En revanche, le Tribunal estime que la Commission n’a pas établi que le comportement litigieux de Google avait eu des effets anticoncurrentiels, même potentiels, sur le marché de la recherche générale et il annule en conséquence le constat d’infraction pour ce seul marché.

En ce qui concerne les effets potentiellement anticoncurrentiels sur le marché de la recherche spécialisée pour la comparaison de produits, le Tribunal rejette, par ailleurs, l’argument de Google d’après lequel la concurrence serait restée vive en raison de la présence des plates-formes marchandes sur ce marché, en confirmant l’analyse de la Commission selon laquelle ces plates-formes ne sont pas actives sur le même marché.
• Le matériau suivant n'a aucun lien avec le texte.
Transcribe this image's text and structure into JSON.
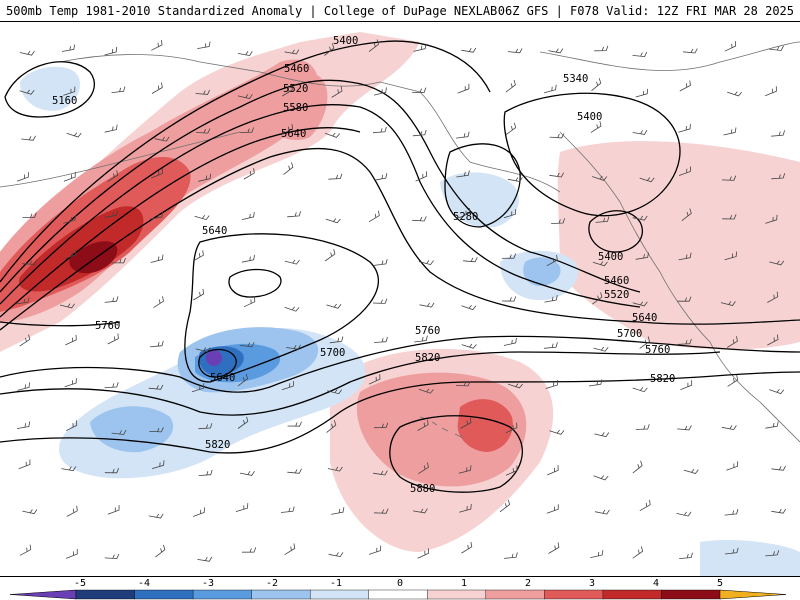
{
  "header": {
    "left": "500mb Temp 1981-2010 Standardized Anomaly | College of DuPage NEXLAB",
    "right": "06Z GFS | F078 Valid: 12Z FRI MAR 28 2025"
  },
  "colors": {
    "background": "#ffffff",
    "coast": "#707070",
    "contour": "#000000",
    "barb": "#444444"
  },
  "anomaly_scale": {
    "ticks": [
      "-5",
      "-4",
      "-3",
      "-2",
      "-1",
      "0",
      "1",
      "2",
      "3",
      "4",
      "5"
    ],
    "colors": [
      "#6a3fb5",
      "#1f3d7a",
      "#2f6fbf",
      "#5a9be0",
      "#9cc4ee",
      "#d2e4f6",
      "#ffffff",
      "#f7d2d2",
      "#ee9e9e",
      "#e05a5a",
      "#c22a2a",
      "#8c0c18",
      "#f0b020"
    ]
  },
  "height_labels": [
    {
      "id": "5400-n",
      "text": "5400"
    },
    {
      "id": "5460-n",
      "text": "5460"
    },
    {
      "id": "5520-n",
      "text": "5520"
    },
    {
      "id": "5580",
      "text": "5580"
    },
    {
      "id": "5640-n",
      "text": "5640"
    },
    {
      "id": "5160",
      "text": "5160"
    },
    {
      "id": "5340",
      "text": "5340"
    },
    {
      "id": "5400-ne",
      "text": "5400"
    },
    {
      "id": "5280",
      "text": "5280"
    },
    {
      "id": "5400-e",
      "text": "5400"
    },
    {
      "id": "5460-e",
      "text": "5460"
    },
    {
      "id": "5520-e",
      "text": "5520"
    },
    {
      "id": "5640-w",
      "text": "5640"
    },
    {
      "id": "5640-e",
      "text": "5640"
    },
    {
      "id": "5700-e",
      "text": "5700"
    },
    {
      "id": "5760-e",
      "text": "5760"
    },
    {
      "id": "5760-c",
      "text": "5760"
    },
    {
      "id": "5760-w",
      "text": "5760"
    },
    {
      "id": "5700-c",
      "text": "5700"
    },
    {
      "id": "5640-low",
      "text": "5640"
    },
    {
      "id": "5820-c",
      "text": "5820"
    },
    {
      "id": "5820-e",
      "text": "5820"
    },
    {
      "id": "5820-s",
      "text": "5820"
    },
    {
      "id": "5880",
      "text": "5880"
    }
  ]
}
Les justifications invoquées par Google pour contester le caractère abusif de son comportement sont également écartées par le Tribunal. À cet égard, il relève que, si les algorithmes de classement des résultats génériques ou les critères de positionnement et de présentation des résultats spécialisés pour les produits de Google peuvent en tant que tels représenter des améliorations de son service à teneur proconcurrentielle, cette circonstance ne justifie pas la pratique litigieuse, à savoir une inégalité de traitement entre les résultats du comparateur de produits de Google et ceux des comparateurs de produits concurrents. De plus, Google était resté en défaut de démontrer des gains d’efficience liés à cette pratique qui compenseraient ses effets négatifs pour la concurrence.
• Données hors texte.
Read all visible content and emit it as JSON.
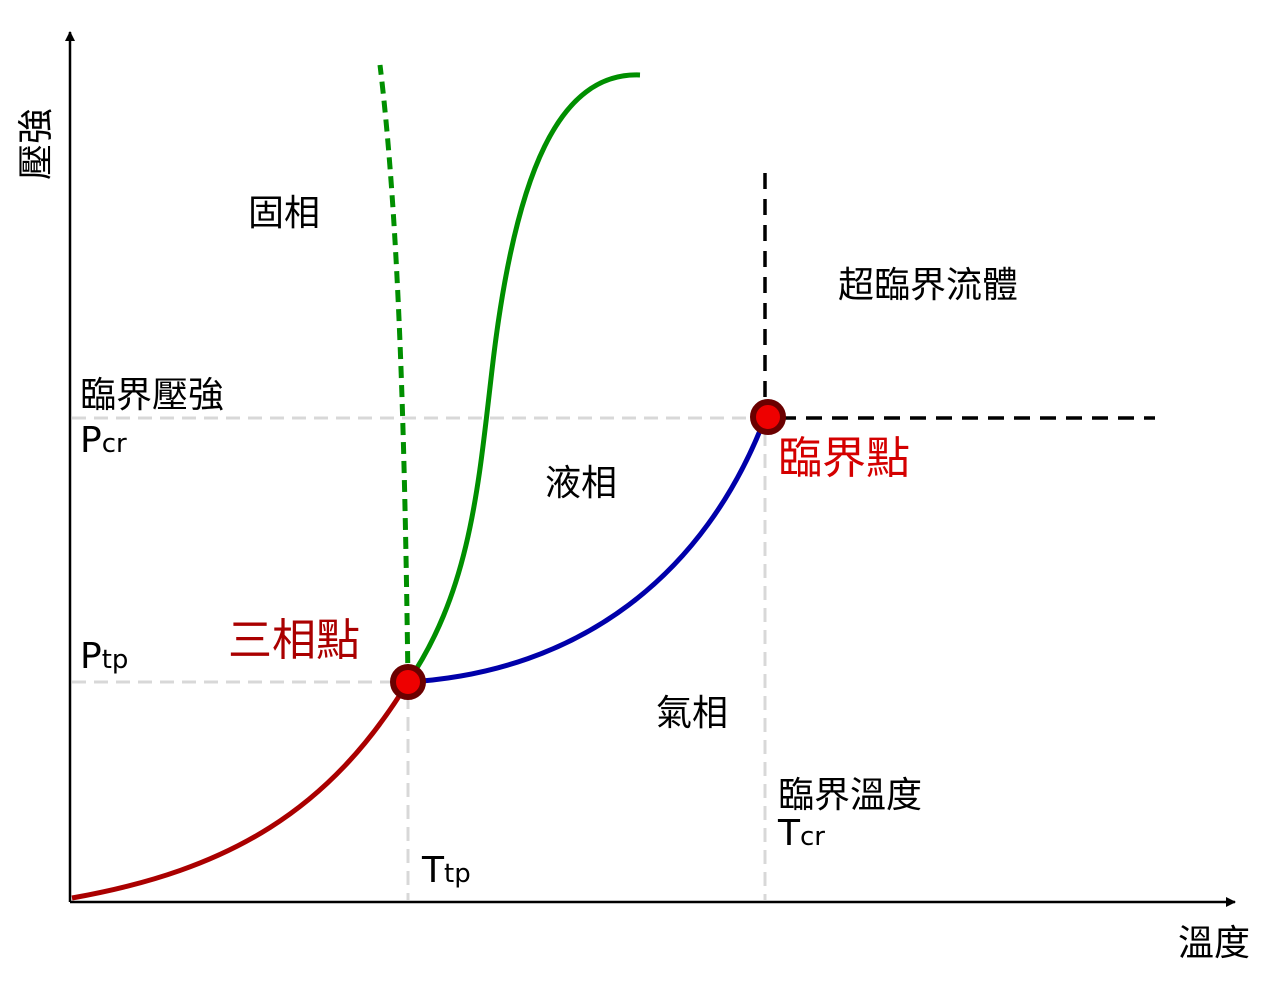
{
  "axes": {
    "x_label": "溫度",
    "y_label": "壓強"
  },
  "regions": {
    "solid": "固相",
    "liquid": "液相",
    "gas": "氣相",
    "supercritical": "超臨界流體"
  },
  "points": {
    "triple": "三相點",
    "critical": "臨界點"
  },
  "critical_pressure": {
    "name": "臨界壓強",
    "symbol": "P",
    "sub": "cr"
  },
  "triple_pressure": {
    "symbol": "P",
    "sub": "tp"
  },
  "critical_temperature": {
    "name": "臨界溫度",
    "symbol": "T",
    "sub": "cr"
  },
  "triple_temperature": {
    "symbol": "T",
    "sub": "tp"
  },
  "colors": {
    "sublimation_curve": "#aa0000",
    "vaporization_curve": "#0000aa",
    "melting_curve": "#008f00",
    "point_fill": "#ee0000",
    "point_ring": "#6b0000",
    "guide_lines": "#d8d8d8",
    "critical_boundary": "#000000"
  }
}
Au terme d’une nouvelle appréciation de l’infraction, le Tribunal confirme, enfin, le montant de l’amende imposée par la Commission, tout en rejetant les arguments de Google tirés du fait que le comportement litigieux avait été analysé pour la première fois par la Commission au regard des règles de concurrence et que, au stade de la procédure, elle avait accepté de tenter de résoudre le cas par la voie d’engagements.

En procédant à une appréciation propre des faits en vue de déterminer le niveau de la sanction, le Tribunal constate, d’une part, que l’annulation partielle de la décision attaquée pour ce qui concerne le marché de la recherche générale n’a pas d’impact sur le montant de l’amende, dès lors que la Commission n’a pas pris en compte la valeur des ventes sur ce marché pour déterminer le montant de base de l’amende imposée. D’autre part, le Tribunal souligne que, s’il tient compte de ce que l’abus n’a pas été démontré sur le marché de la recherche générale, il prend également en considération le fait que le comportement litigieux constitue une infraction particulièrement grave et qu’il a été adopté de manière délibérée et non par négligence.
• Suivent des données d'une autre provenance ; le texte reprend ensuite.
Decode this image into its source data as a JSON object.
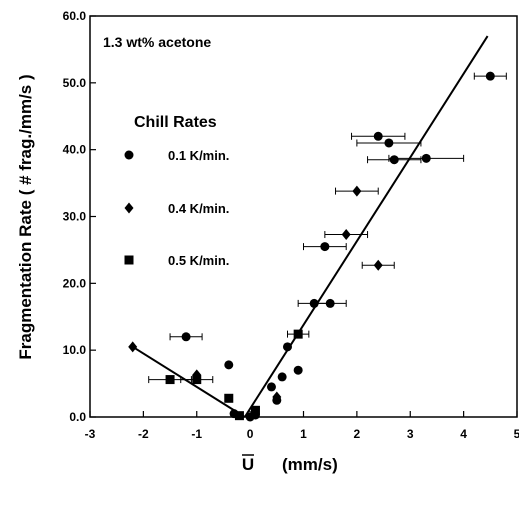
{
  "chart_data": {
    "type": "scatter",
    "annotation": "1.3 wt% acetone",
    "xlabel": "U",
    "xunit": "(mm/s)",
    "ylabel": "Fragmentation Rate ( # frag./mm/s )",
    "xlim": [
      -3,
      5
    ],
    "ylim": [
      0,
      60
    ],
    "x_ticks": [
      -3,
      -2,
      -1,
      0,
      1,
      2,
      3,
      4,
      5
    ],
    "x_tick_labels": [
      "-3",
      "-2",
      "-1",
      "0",
      "1",
      "2",
      "3",
      "4",
      "5"
    ],
    "y_ticks": [
      0,
      10,
      20,
      30,
      40,
      50,
      60
    ],
    "y_tick_labels": [
      "0.0",
      "10.0",
      "20.0",
      "30.0",
      "40.0",
      "50.0",
      "60.0"
    ],
    "grid": false,
    "legend": {
      "title": "Chill Rates",
      "placement": "upper-left",
      "entries": [
        {
          "label": "0.1 K/min.",
          "marker": "circle"
        },
        {
          "label": "0.4 K/min.",
          "marker": "diamond"
        },
        {
          "label": "0.5 K/min.",
          "marker": "square"
        }
      ]
    },
    "series": [
      {
        "name": "0.1 K/min.",
        "marker": "circle",
        "points": [
          {
            "x": -1.2,
            "y": 12.0,
            "xerr": 0.3
          },
          {
            "x": -0.4,
            "y": 7.8
          },
          {
            "x": -0.3,
            "y": 0.5
          },
          {
            "x": 0.0,
            "y": 0.0
          },
          {
            "x": 0.1,
            "y": 0.3
          },
          {
            "x": 0.4,
            "y": 4.5
          },
          {
            "x": 0.5,
            "y": 2.5
          },
          {
            "x": 0.6,
            "y": 6.0
          },
          {
            "x": 0.7,
            "y": 10.5
          },
          {
            "x": 0.9,
            "y": 7.0
          },
          {
            "x": 1.2,
            "y": 17.0,
            "xerr": 0.3
          },
          {
            "x": 1.5,
            "y": 17.0,
            "xerr": 0.3
          },
          {
            "x": 1.4,
            "y": 25.5,
            "xerr": 0.4
          },
          {
            "x": 2.4,
            "y": 42.0,
            "xerr": 0.5
          },
          {
            "x": 2.6,
            "y": 41.0,
            "xerr": 0.6
          },
          {
            "x": 2.7,
            "y": 38.5,
            "xerr": 0.5
          },
          {
            "x": 3.3,
            "y": 38.7,
            "xerr": 0.7
          },
          {
            "x": 4.5,
            "y": 51.0,
            "xerr": 0.3
          }
        ]
      },
      {
        "name": "0.4 K/min.",
        "marker": "diamond",
        "points": [
          {
            "x": -2.2,
            "y": 10.5
          },
          {
            "x": -1.0,
            "y": 6.3
          },
          {
            "x": 0.5,
            "y": 3.0
          },
          {
            "x": 1.8,
            "y": 27.3,
            "xerr": 0.4
          },
          {
            "x": 2.0,
            "y": 33.8,
            "xerr": 0.4
          },
          {
            "x": 2.4,
            "y": 22.7,
            "xerr": 0.3
          }
        ]
      },
      {
        "name": "0.5 K/min.",
        "marker": "square",
        "points": [
          {
            "x": -1.5,
            "y": 5.6,
            "xerr": 0.4
          },
          {
            "x": -1.0,
            "y": 5.6,
            "xerr": 0.3
          },
          {
            "x": -0.4,
            "y": 2.8
          },
          {
            "x": -0.2,
            "y": 0.2
          },
          {
            "x": 0.1,
            "y": 1.0
          },
          {
            "x": 0.9,
            "y": 12.4,
            "xerr": 0.2
          }
        ]
      }
    ],
    "fit_lines": [
      {
        "points": [
          [
            -2.2,
            10.5
          ],
          [
            -0.1,
            0.0
          ]
        ]
      },
      {
        "points": [
          [
            -0.1,
            0.0
          ],
          [
            4.45,
            57.0
          ]
        ]
      }
    ]
  }
}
Au terme de cette analyse, le Tribunal confirme le montant de la sanction pécuniaire infligée à Google


( 1 ) Décision C(2017) 4444 final de la Commission, du 27 juin 2017, relative à une procédure d’application de l’article 102 TFUE et de l’article 54 de l’accord EEE [affaire AT.39740 - Moteur de recherche Google (Shopping)].

( 2 ) Belgique, République tchèque, Danemark, Allemagne, Espagne, France, Italie, Pays-Bas, Autriche, Pologne, Suède, Royaume-Uni et Norvège.

( 3 ) Arrêt du 26 novembre 1998, Bronner (C 7/97, EU:C:1998:569).